Há vida e morte além da covid-19
O combate às doenças cardiovasculares, às doenças oncológicas, às doenças respiratórias e a muitas outras que nos fazem guerra diariamente pode ser suspenso por duas semanas, mas dificilmente por mais tempo. O custo será muito alto e será em vidas.
O resultado positivo da resposta de confinamento social implementado de forma percursora em Wuhan, o exemplo do dramático combate travado na Lombardia e algumas previsões epidemiológicas deixaram muitos governos sem outra solução que não fosse suspender a atividade de grande parte da sociedade, em nome do distanciamento social.
Este travão a fundo afectou toda a atividade programada na Saúde. Consultas, exames complementares, intervenções e cirurgias foram desmarcadas a correr, com aval de todos e muita compreensão dos doentes, pouco desejosos de recorrem ao hospital e ao Centro de Saúde por estes dias. A atividade urgente foi mantida, a eletiva foi proscrita e estigmatizada.

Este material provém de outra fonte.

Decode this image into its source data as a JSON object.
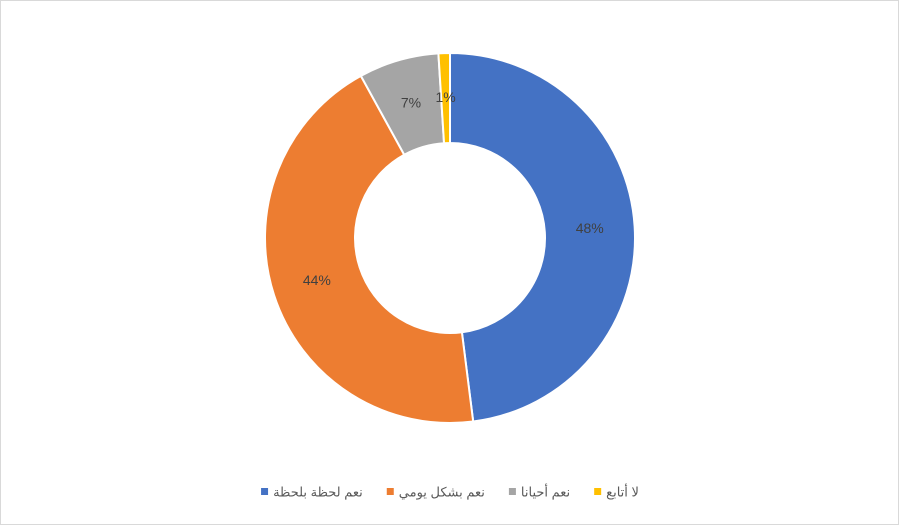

Combater o coronavírus é agora uma “guerra,” com os profissionais de saúde a passarem para a linha da frente, obrigados a exporem-se a riscos, a tomarem decisões difíceis, e a trabalhar em condições por vezes subótimas (eufemismo usado em medicina para “mau”). Eu, como médico, tenho de perguntar: onde pensam que estávamos antes? O que acham que fazíamos antes?
Os coronavírus vão e vêm, com picos e vales em curvas epidemiológicas com que a população se familiarizou. Mas as principais causas de morte em Portugal são endémicas, isto é, estão cá sempre. O combate às doenças cardiovasculares, às doenças oncológicas, às doenças respiratórias e a muitas outras que nos fazem guerra diariamente pode ser suspenso por duas semanas, mas dificilmente por mais tempo. O custo será muito alto e será em vidas. São muitos os estudos que mostram que todas as epidemias infeciosas são acompanhadas por um pico de mortalidade das doenças não infecciosas. Há que cuidar em achatar esta curva também.
É necessário que os planos de contingência para a covid-19 não sejam disruptivos para o tratamento das outras doenças mortais. Há que retomar a atividade médica de forma organizada e com prioridade para os doentes mais graves. É essencial começar a programar a fase pós-covid-19, com listas de espera que não serão geríveis se as condições forem as mesmas que tínhamos antes da pandemia.
Um médico italiano afirmava por estes dias que “agora somos os heróis, amanhã seremos as bestas”. Quem nos bate palmas agora, amanhã apontará o dedo (ou levantará a mão) pelo atraso na consulta ou na cirurgia. Pois será melhor então guardarem as palmas para depois. Guardem-nas para o governo que der condições para os enfermeiros terem uma remuneração digna... Batam palmas quando as carreiras médicas forem revistas... um forte aplauso a quem propuser um investimento forte na valorização dos profissionais de saúde. Nessa altura, quando importar, façam uma ovação de pé.